刘从一上前焦急地说:“父亲让我们去一趟草市,外婆家遣人送信说,昨天,三舅被人打了,伤得挺重,躺在床上动弹不了。父亲有急事脱不开身,母亲伤风了,她着急着要去被父亲拦下了。”
刘云一一听也急了,说:“哪还磨蹭什么?我们走吧。”说罢,急急忙忙穿上外套和大衣扭头欲走。
石峰连忙拦住,说:“大哥二哥莫要着急,三弟想知道这到底是怎么回事,能说给三弟听听吗?是何人所为,何事挨打?”
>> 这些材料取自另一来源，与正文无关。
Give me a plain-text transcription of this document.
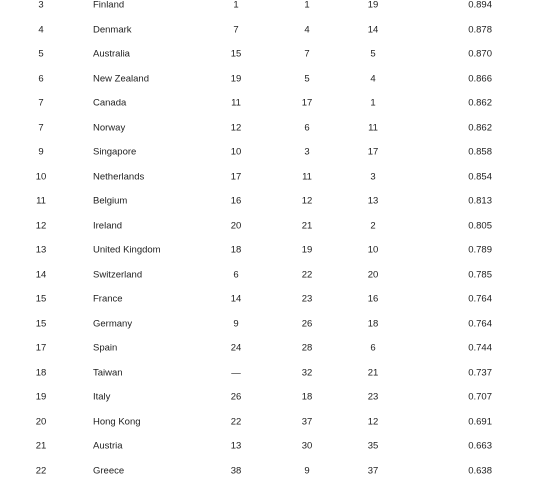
3	Finland	1	1	19	0.894
4	Denmark	7	4	14	0.878
5	Australia	15	7	5	0.870
6	New Zealand	19	5	4	0.866
7	Canada	11	17	1	0.862
7	Norway	12	6	11	0.862
9	Singapore	10	3	17	0.858
10	Netherlands	17	11	3	0.854
11	Belgium	16	12	13	0.813
12	Ireland	20	21	2	0.805
13	United Kingdom	18	19	10	0.789
14	Switzerland	6	22	20	0.785
15	France	14	23	16	0.764
15	Germany	9	26	18	0.764
17	Spain	24	28	6	0.744
18	Taiwan	—	32	21	0.737
19	Italy	26	18	23	0.707
20	Hong Kong	22	37	12	0.691
21	Austria	13	30	35	0.663
22	Greece	38	9	37	0.638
望着石峰,刘从一犹犹豫豫,好几回都又欲言又止。最后,他摇了摇头叹息一声,吞吞吐吐地说:“这、这…三弟,你还是别管了,这事…事情也不是很清楚,我与二哥也只是去瞧瞧三舅的伤势如何。”
见他这样,石峰十分生气,甩手道:“看来大哥仍是拿三弟当外人了,也罢。金华,我们回五峰山去。”
三人转身欲走,见石峰生气要离开,刘从一急忙拉住,不安道:“三弟,千万莫要生气,大哥没拿你当外人,三舅这事你我确实管不来,连父亲拿这事儿也没法子。我与二弟去这一趟也只是去安慰安慰宽外婆的心而已。”
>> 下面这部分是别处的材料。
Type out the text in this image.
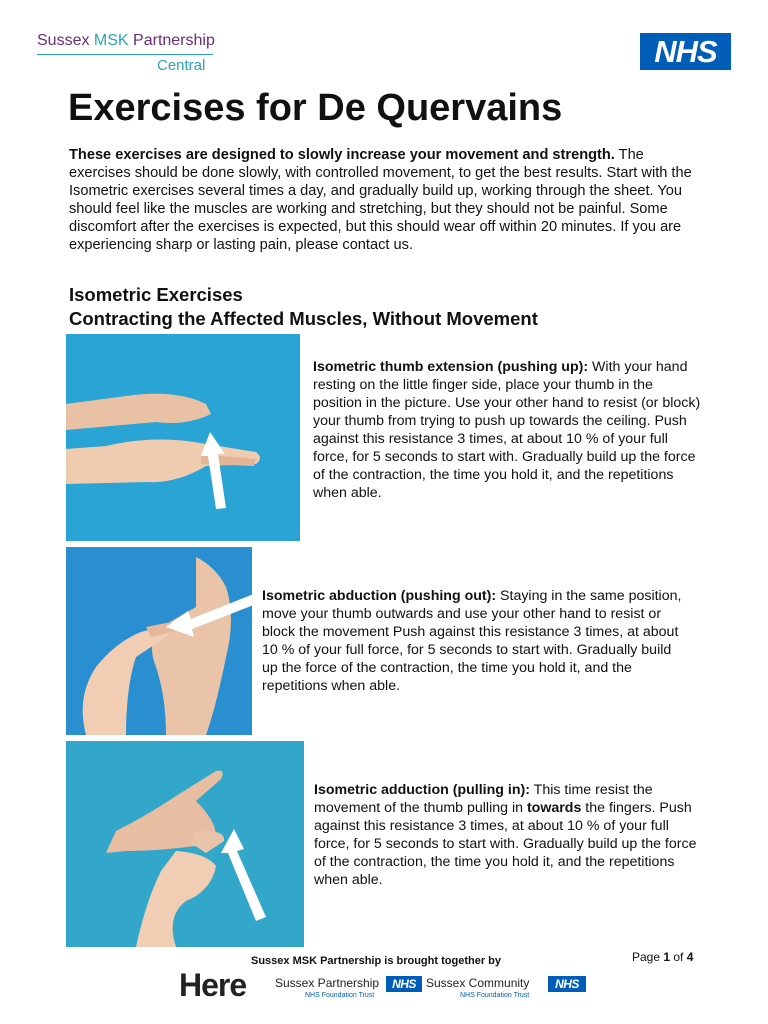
Sussex MSK Partnership
Central	NHS
Exercises for De Quervains
These exercises are designed to slowly increase your movement and strength. The exercises should be done slowly, with controlled movement, to get the best results. Start with the Isometric exercises several times a day, and gradually build up, working through the sheet. You should feel like the muscles are working and stretching, but they should not be painful. Some discomfort after the exercises is expected, but this should wear off within 20 minutes. If you are experiencing sharp or lasting pain, please contact us.
Isometric Exercises
Contracting the Affected Muscles, Without Movement
Isometric thumb extension (pushing up): With your hand resting on the little finger side, place your thumb in the position in the picture. Use your other hand to resist (or block) your thumb from trying to push up towards the ceiling. Push against this resistance 3 times, at about 10 % of your full force, for 5 seconds to start with. Gradually build up the force of the contraction, the time you hold it, and the repetitions when able.
Isometric abduction (pushing out): Staying in the same position, move your thumb outwards and use your other hand to resist or block the movement Push against this resistance 3 times, at about 10 % of your full force, for 5 seconds to start with. Gradually build up the force of the contraction, the time you hold it, and the repetitions when able.
Isometric adduction (pulling in): This time resist the movement of the thumb pulling in towards the fingers. Push against this resistance 3 times, at about 10 % of your full force, for 5 seconds to start with. Gradually build up the force of the contraction, the time you hold it, and the repetitions when able.
Sussex MSK Partnership is brought together by	Page 1 of 4
Here Sussex Partnership
NHS Foundation Trust
NHS Sussex Community
NHS Foundation Trust
NHS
石峰没有再吭声了,而是盯住刘从一瞅着,瞅得他心里直发毛,他急忙别开目光,道:“得得得,我说予三弟听算了,别这样老瞅着,我心慌。事情是这样的,三舅一间铺子在草市街上位置挺好,清乡团团长的弟弟邓朗老早打上了主意,苦于一直没有寻到合适的机会给霸占。昨天,清乡团从三舅的铺子里搜查出了违禁物品,三舅不承认,说他们栽赃陷害,清乡团便要砸店抓人,两下打了起来。结果,三舅挨枪子打伤了腹部。”
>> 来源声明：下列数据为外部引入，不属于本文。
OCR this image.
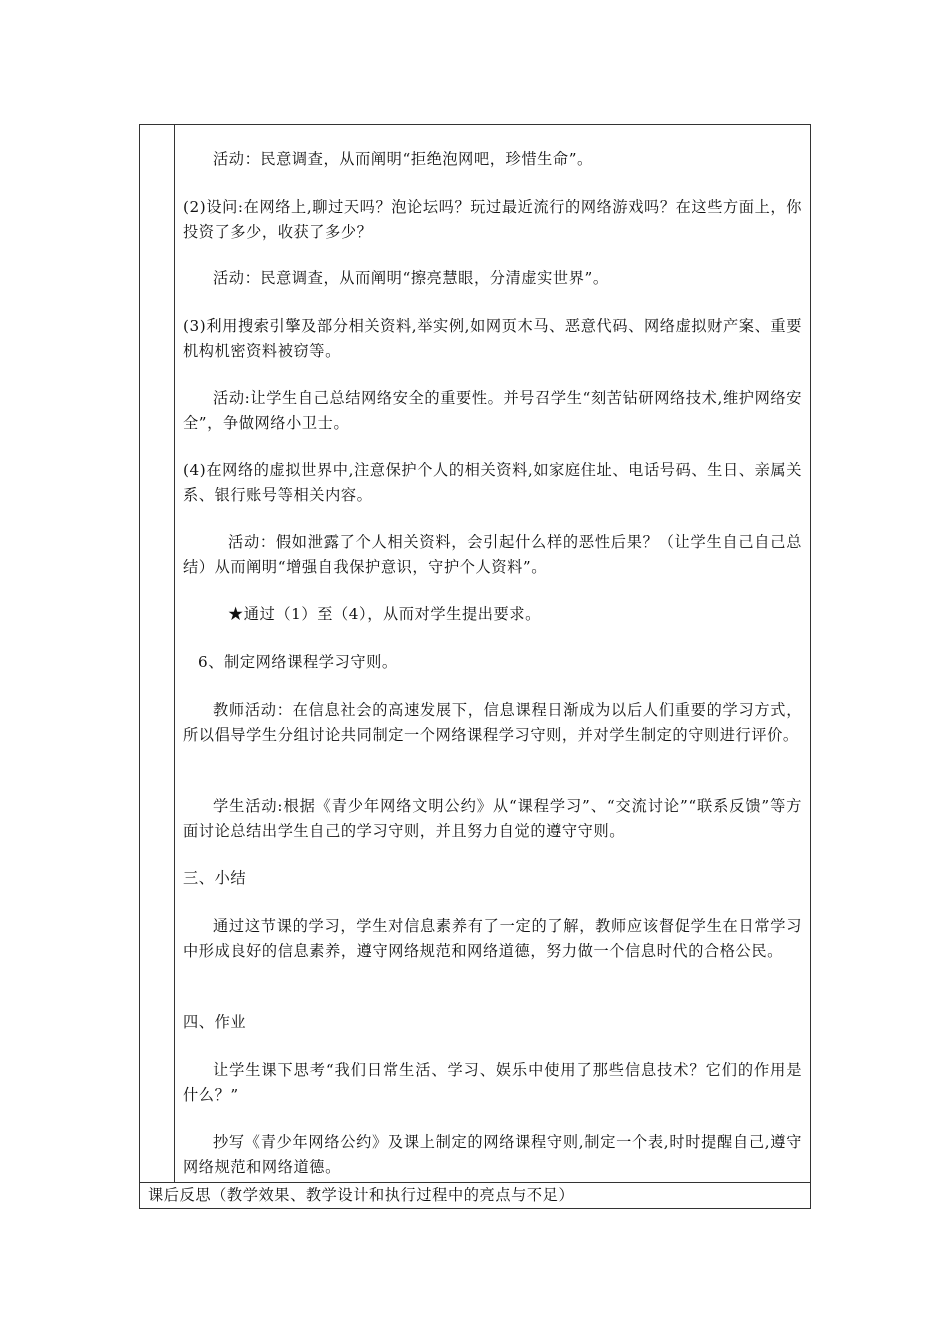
活动：民意调查，从而阐明“拒绝泡网吧，珍惜生命”。

(2)设问:在网络上,聊过天吗？泡论坛吗？玩过最近流行的网络游戏吗？在这些方面上，你投资了多少，收获了多少？

活动：民意调查，从而阐明“擦亮慧眼，分清虚实世界”。

(3)利用搜索引擎及部分相关资料,举实例,如网页木马、恶意代码、网络虚拟财产案、重要机构机密资料被窃等。

活动:让学生自己总结网络安全的重要性。并号召学生“刻苦钻研网络技术,维护网络安全”，争做网络小卫士。

(4)在网络的虚拟世界中,注意保护个人的相关资料,如家庭住址、电话号码、生日、亲属关系、银行账号等相关内容。

活动：假如泄露了个人相关资料，会引起什么样的恶性后果？（让学生自己自己总结）从而阐明“增强自我保护意识，守护个人资料”。

★通过（1）至（4），从而对学生提出要求。

6、制定网络课程学习守则。

教师活动：在信息社会的高速发展下，信息课程日渐成为以后人们重要的学习方式，所以倡导学生分组讨论共同制定一个网络课程学习守则，并对学生制定的守则进行评价。

学生活动:根据《青少年网络文明公约》从“课程学习”、“交流讨论”“联系反馈”等方面讨论总结出学生自己的学习守则，并且努力自觉的遵守守则。

三、小结

通过这节课的学习，学生对信息素养有了一定的了解，教师应该督促学生在日常学习中形成良好的信息素养，遵守网络规范和网络道德，努力做一个信息时代的合格公民。

四、作业

让学生课下思考“我们日常生活、学习、娱乐中使用了那些信息技术？它们的作用是什么？”

抄写《青少年网络公约》及课上制定的网络课程守则,制定一个表,时时提醒自己,遵守网络规范和网络道德。

课后反思（教学效果、教学设计和执行过程中的亮点与不足）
听罢,石峰二话没说掉头匆匆走了,金华三人也立即随去,兄弟俩愣了。走了十多步后,石峰回头望了一眼,见两人依然傻站在原地,挥手喊道:“走啊,你俩还傻愣着干嘛?”听到喊声,兄弟俩顿时恍然大悟……
然而,刚走到车下,石峰他们被四下突然冒出的二十多个蒙面人团团围住,而且全举着大砍刀。他们一声不吭地冲上来挥刀便砍,招式阴毒,凌厉凶狠。
十几人围住石峰乱刀齐飞,疯狂砍杀,刀刀夺命,而其他人被蒙面人包围死死缠住。
石峰在刀丛中从容穿梭,一边躲闪一边观察,发现这伙人只要自己的命,而对几个同伴却围而不攻,拖延缠斗,心里顿时明白,这是刘福旺的疯狂报复。
猜到了幕后指使后,石峰不再犹豫。他拔出双枪立刻搂火,一通乒里乓啷后,围住他的十几个蒙面人瞬间跌倒地上抱着腿不住地哀嚎呻吟。
与此同时,金华、谭松、邓可三人也纷纷双枪齐发,将蒙面人一一击倒地上。刘从一兄弟见了心头大震,霍然明白石峰三人是什么人了。因为,他们也曾听说过五峰山游击队。